1. FOSTERING THE FDA
American food in the late 19th century was not very safe for eating. Syrups contained morphine. Canned peas glowed neon green. Chemical additives like borax (now ant bait) and copper sulfate (now a pesticide) were common. Dr. Harvey Wiley wanted them off America’s tables, but every bill he introduced was killed by powerful food lobbies. So in 1902, Wiley hired 12 volunteers to eat meals laced with common additives. Called “the Poison Squad,” the men were paid with three doctored meals a day. The results spurred the country’s first food-regulation laws in 1906. As for Wiley? He became the father of the FDA.
2. A CAPITAL AFFAIR

(n June 1790, Thomas Jefferson and Alexander Hamilton bumped into each other outside of George Washington’s New York City home. The two chatted and decided to have dinner sometime. But Jefferson had an agenda, extending an invitation to one of Hamilton’s rivals, James Madison. Madison had been fighting to relocate America’s capital to the Potomac River. Meanwhile, Hamilton wanted to transfer state debts into federal hands—a move that would establish America’s credit. The dinner triggered a historic compromise: The federal government assumed the state debts, and Washington, D.C., became America’s capital.
3. A SWEET ENDING

Don’t tell mom, but sometimes forgetting to wash your hands before a meal is a good thing.
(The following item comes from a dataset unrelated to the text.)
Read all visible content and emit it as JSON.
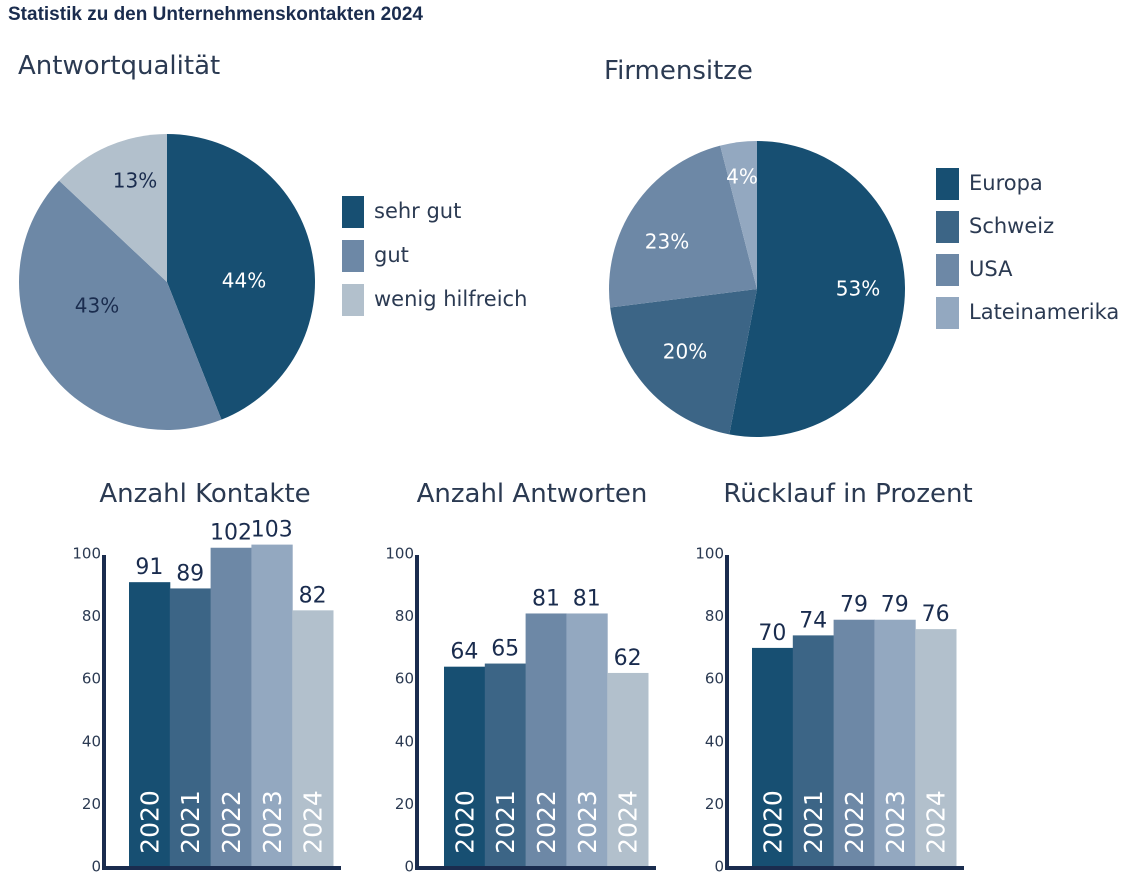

In 1879, Ira Remsen and Constantin Fahlberg, chemists at a Johns Hopkins lab, took a break to eat. Fahlberg had been researching coal tar derivatives and, eager to catch a bite, forgot to wash his hands. Midway through his meal, Fahlberg noticed that his food was unusually sweet. Returning to the lab, he realized the taste was produced by an oxidized chemical, an artificial sweetener he later named saccharin. The sweet stuff boomed as sugar supplies dried up during both world wars. Today, artificial sweeteners are a $2 billion industry.
4. OPEN SESAME!

Oscar the Grouch might seem out of place at a posh Manhattan dinner party, but that’s where his home, Sesame Street, got its start. In 1966, television producer Joan Cooney hosted a dinner party at her New York apartment and invited Lloyd Morrisett, a well-connected exec at the Carnegie Foundation. Morrisett talked about all the junk his three-year-old daughter watched on TV. She was so addicted, she’d wake up early just to tune in to the morning test patterns! The dinner party brainstormed, wondering how to use TV’s addicting qualities for good. Within three years, that grouchy green monster was changing the way kids learn.
5. A MOVING LUNCH

In 1994, Pixar was not the beloved animation studio it is today. Their first film, Toy Story, wasn’t even out yet, but the studio’s team was already wondering what it should do next. During a lunch meeting at the Hidden City Café in Richmond, California, Pixar’s animators and directors brainstormed ideas and scribbled character designs onto napkins. The doodles would bloom into four beloved features: A Bug’s Life; Monsters, Inc.; Finding Nemo; and WALL-E. A decade of projects was set after just one lunch meeting!